Et mon serviteur David sera prince au milieu d'eux; y aura pour eux tous un seul pasteur, parce qu'ils marcheront dans la voie de mes ordonnances et qu'ils garderont mes commandements et les pratiqueront.
25 En zij zullen wonen in het land, dat Ik Mijn knecht Jakob gegeven heb, waarin uw vaders gewoond hebben; ja, daarin zullen zij wonen, zij en hun kinderen, en hun kindskinderen tot in eeuwigheid, en Mijn Knecht David zal hunlieder Vorst zijn tot in eeuwigheid.
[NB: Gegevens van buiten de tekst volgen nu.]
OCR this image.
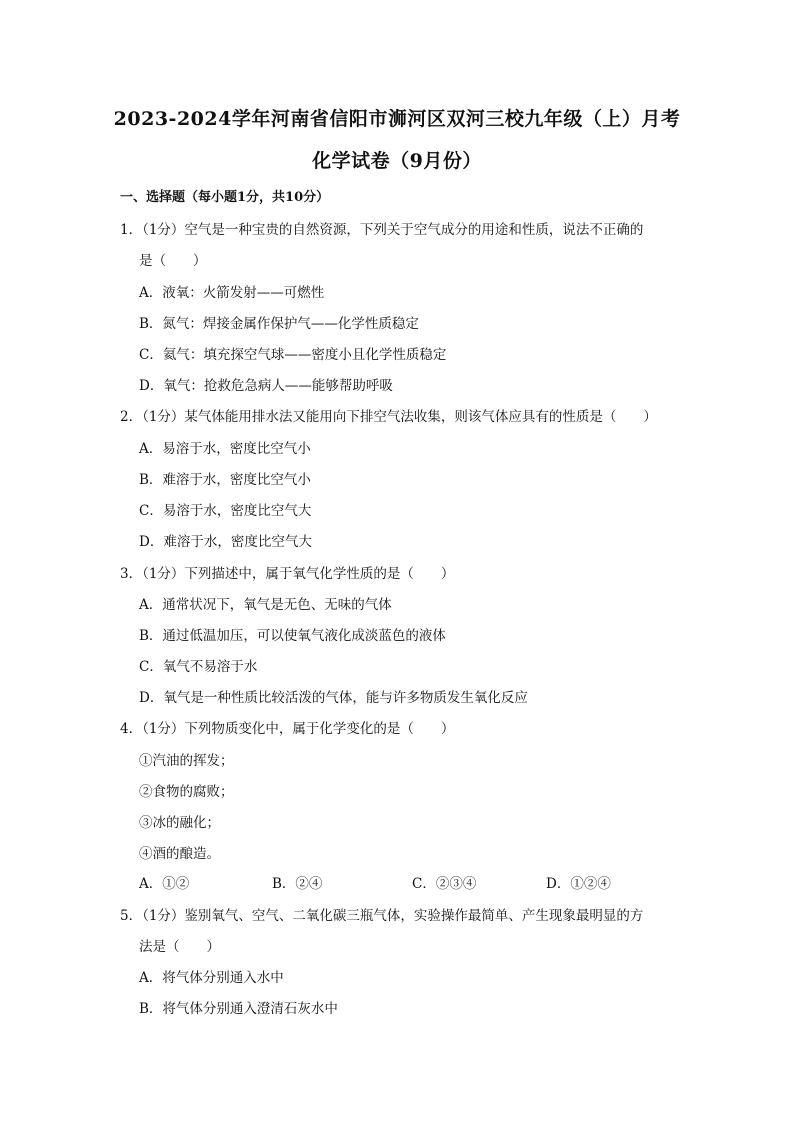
2023-2024学年河南省信阳市浉河区双河三校九年级（上）月考
化学试卷（9月份）
一、选择题（每小题1分，共10分）
1．（1分）空气是一种宝贵的自然资源，下列关于空气成分的用途和性质，说法不正确的
是（　　）
A．液氧：火箭发射——可燃性
B．氮气：焊接金属作保护气——化学性质稳定
C．氦气：填充探空气球——密度小且化学性质稳定
D．氧气：抢救危急病人——能够帮助呼吸
2．（1分）某气体能用排水法又能用向下排空气法收集，则该气体应具有的性质是（　　）
A．易溶于水，密度比空气小
B．难溶于水，密度比空气小
C．易溶于水，密度比空气大
D．难溶于水，密度比空气大
3．（1分）下列描述中，属于氧气化学性质的是（　　）
A．通常状况下，氧气是无色、无味的气体
B．通过低温加压，可以使氧气液化成淡蓝色的液体
C．氧气不易溶于水
D．氧气是一种性质比较活泼的气体，能与许多物质发生氧化反应
4．（1分）下列物质变化中，属于化学变化的是（　　）
①汽油的挥发；
②食物的腐败；
③冰的融化；
④酒的酿造。
A．①②	B．②④	C．②③④	D．①②④
5．（1分）鉴别氧气、空气、二氧化碳三瓶气体，实验操作最简单、产生现象最明显的方
法是（　　）
A．将气体分别通入水中
B．将气体分别通入澄清石灰水中
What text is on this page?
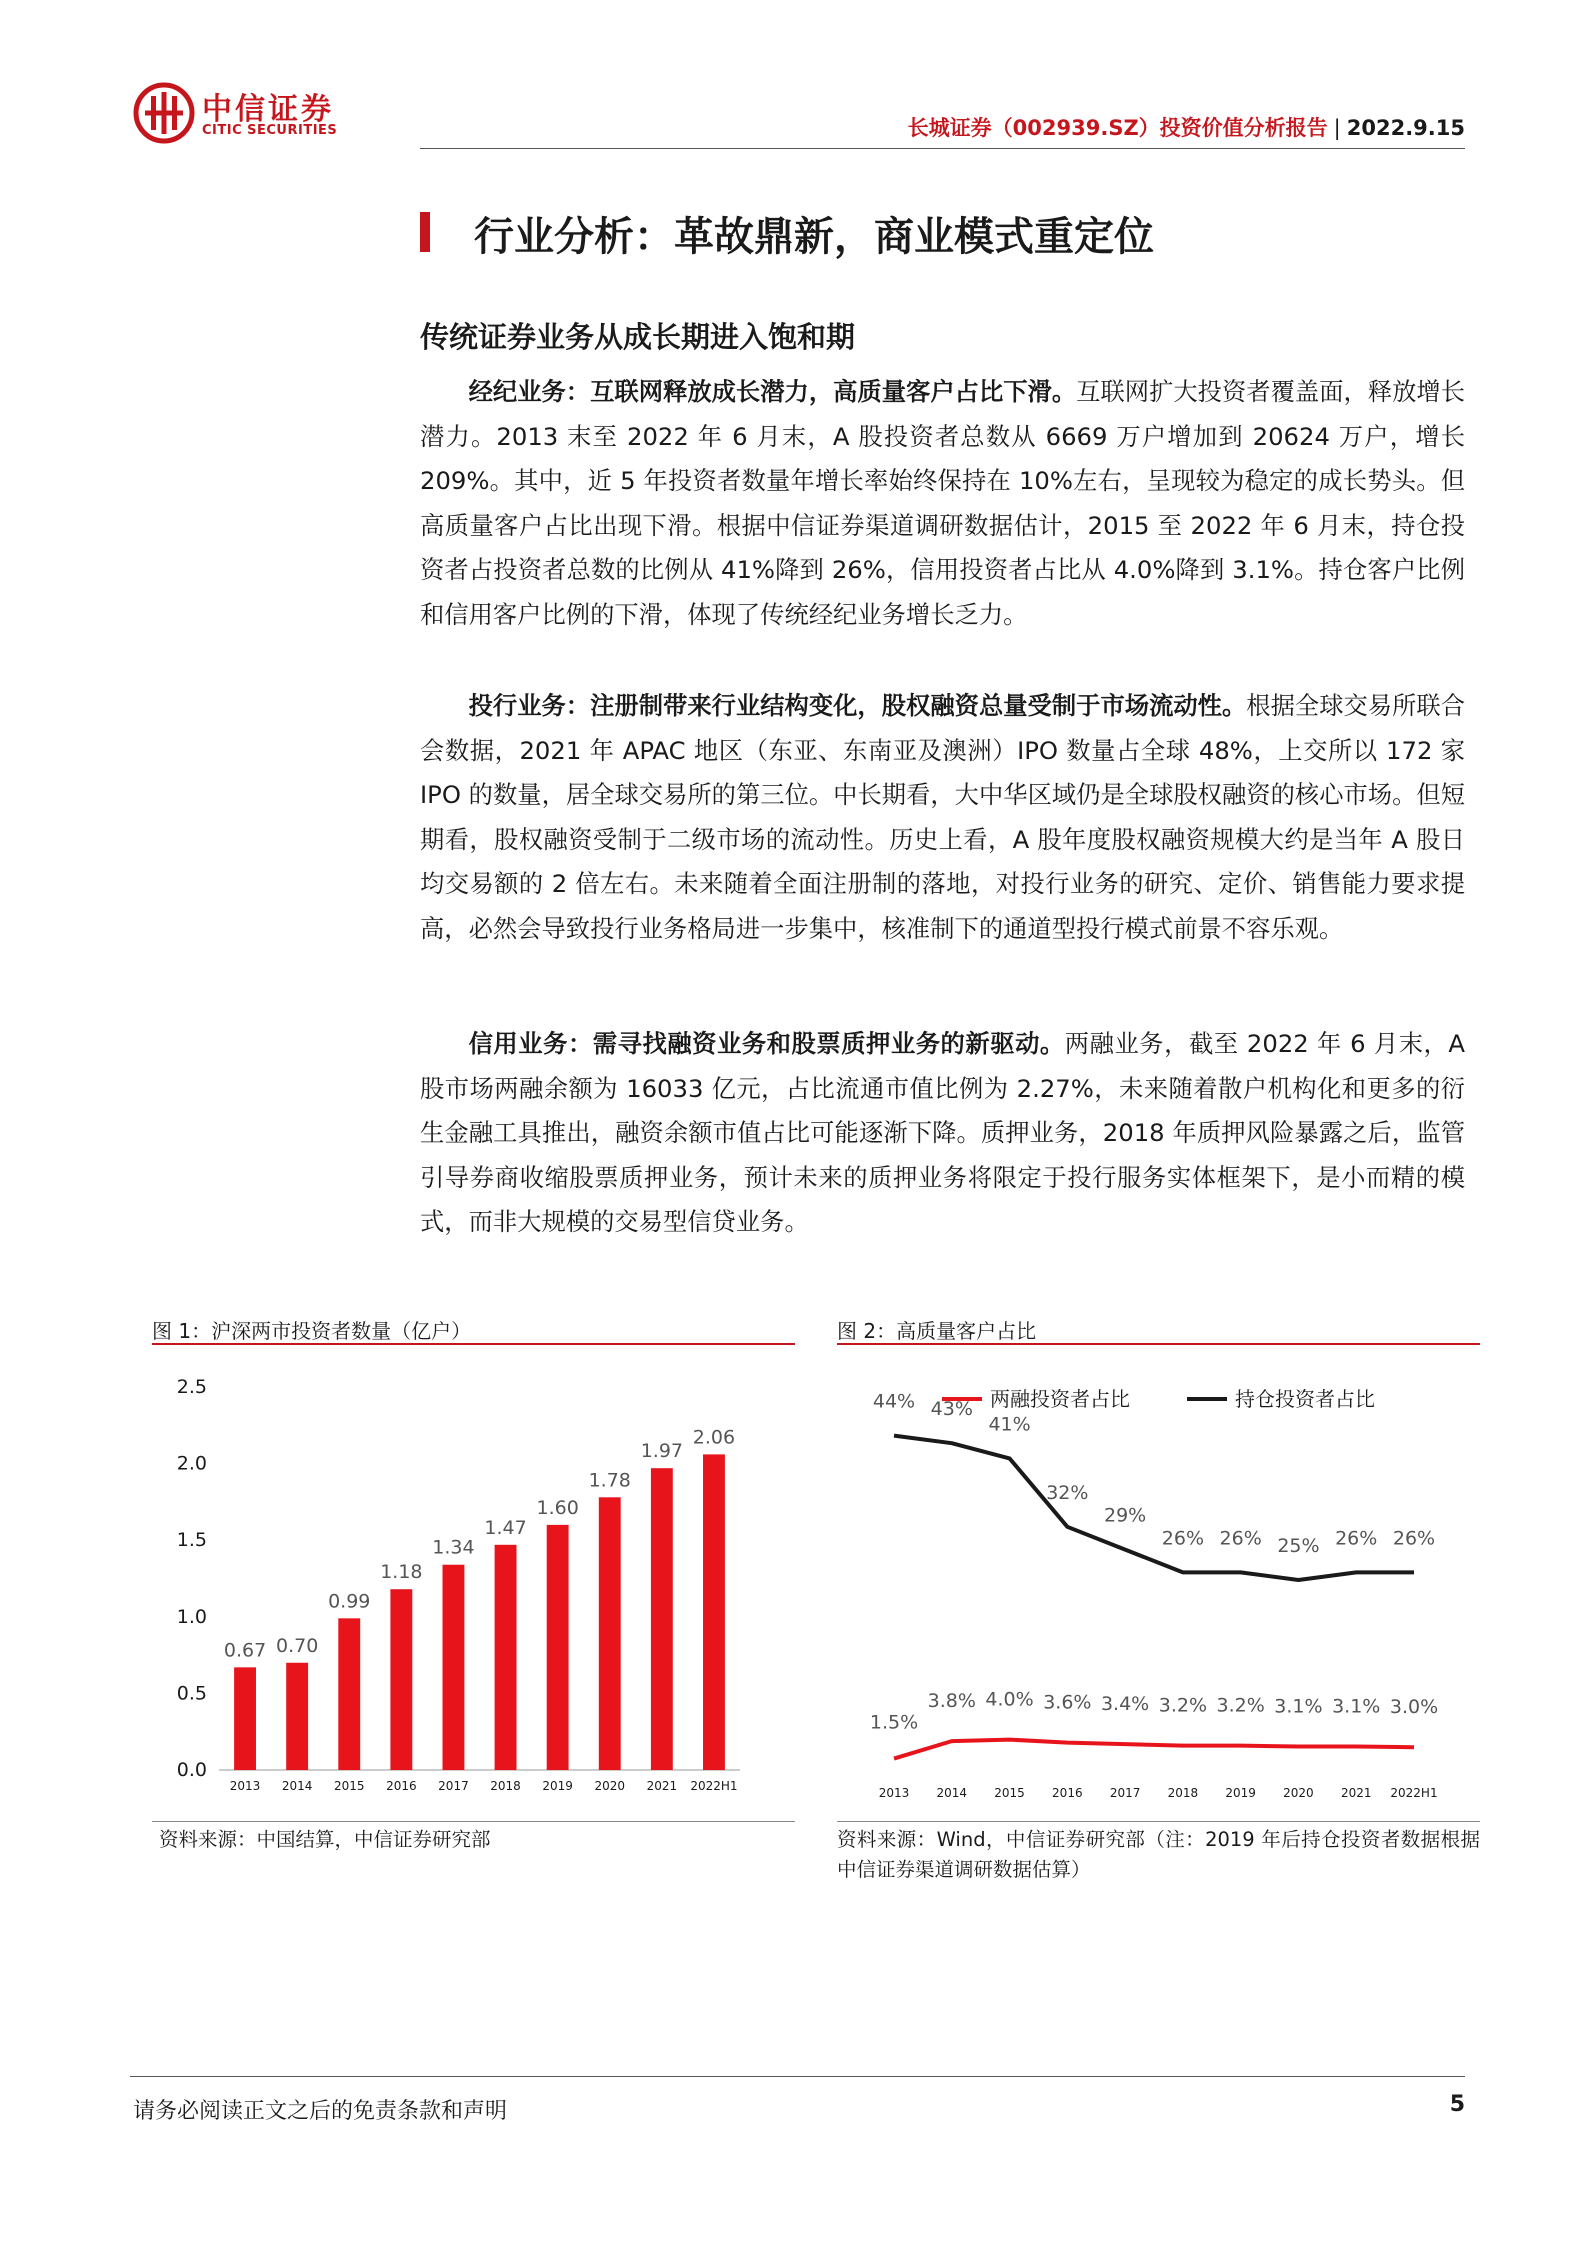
中信证券
CITIC SECURITIES	长城证券（002939.SZ）投资价值分析报告 | 2022.9.15
行业分析：革故鼎新，商业模式重定位
传统证券业务从成长期进入饱和期
经纪业务：互联网释放成长潜力，高质量客户占比下滑。互联网扩大投资者覆盖面，释放增长潜力。2013 末至 2022 年 6 月末，A 股投资者总数从 6669 万户增加到 20624 万户，增长 209%。其中，近 5 年投资者数量年增长率始终保持在 10%左右，呈现较为稳定的成长势头。但高质量客户占比出现下滑。根据中信证券渠道调研数据估计，2015 至 2022 年 6 月末，持仓投资者占投资者总数的比例从 41%降到 26%，信用投资者占比从 4.0%降到 3.1%。持仓客户比例和信用客户比例的下滑，体现了传统经纪业务增长乏力。
投行业务：注册制带来行业结构变化，股权融资总量受制于市场流动性。根据全球交易所联合会数据，2021 年 APAC 地区（东亚、东南亚及澳洲）IPO 数量占全球 48%，上交所以 172 家 IPO 的数量，居全球交易所的第三位。中长期看，大中华区域仍是全球股权融资的核心市场。但短期看，股权融资受制于二级市场的流动性。历史上看，A 股年度股权融资规模大约是当年 A 股日均交易额的 2 倍左右。未来随着全面注册制的落地，对投行业务的研究、定价、销售能力要求提高，必然会导致投行业务格局进一步集中，核准制下的通道型投行模式前景不容乐观。
信用业务：需寻找融资业务和股票质押业务的新驱动。两融业务，截至 2022 年 6 月末，A 股市场两融余额为 16033 亿元，占比流通市值比例为 2.27%，未来随着散户机构化和更多的衍生金融工具推出，融资余额市值占比可能逐渐下降。质押业务，2018 年质押风险暴露之后，监管引导券商收缩股票质押业务，预计未来的质押业务将限定于投行服务实体框架下，是小而精的模式，而非大规模的交易型信贷业务。
图 1：沪深两市投资者数量（亿户）
0.0
0.5
1.0
1.5
2.0
2.5
0.67
2013
0.70
2014
0.99
2015
1.18
2016
1.34
2017
1.47
2018
1.60
2019
1.78
2020
1.97
2021
2.06
2022H1
资料来源：中国结算，中信证券研究部
图 2：高质量客户占比
两融投资者占比	持仓投资者占比
2013 2014 2015 2016 2017 2018 2019 2020 2021 2022H1
1.5%
3.8% 4.0% 3.6% 3.4% 3.2% 3.2% 3.1% 3.1% 3.0%
44% 43%
41%
32%
29%
26% 26% 25% 26% 26%
资料来源：Wind，中信证券研究部（注：2019 年后持仓投资者数据根据中信证券渠道调研数据估算）
请务必阅读正文之后的免责条款和声明	5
Et ils habiteront leur terre que j'ai donnée à mon serviteur Jacob, que leurs pères ont habitée; et eux-mêmes y habiteront. Et David, mon serviteur, sera leur prince dans tous les siècles.
26 En Ik zal een verbond des vredes met hen maken, het zal een eeuwig verbond met hen zijn; en Ik zal ze inzetten en zal ze vermenigvuldigen, en Ik zal Mijn heiligdom in het midden van hen zetten tot in eeuwigheid.
Et je ferai avec eux une alliance de paix; et mon alliance avec eux sera éternelle. Et j'établirai au milieu d'eux mon sanctuaire dans tous les siècles.
27 En Mijn tabernakel zal bij hen zijn, en Ik zal hun tot een God zijn, en zij zullen Mij tot een volk zijn.
Et mon tabernacle sera chez eux, et je serai leur Dieu; et ils seront mon peuple.
28 En de heidenen zullen weten, dat Ik de HEERE ben, Die Israel heilige, als Mijn heiligdom in het midden van hen zal zijn tot in eeuwigheid.
Et les nations sauront que je suis le Seigneur qui sanctifie les fils d'Israël, en établissant chez eux mon sanctuaire pour tous les siècles.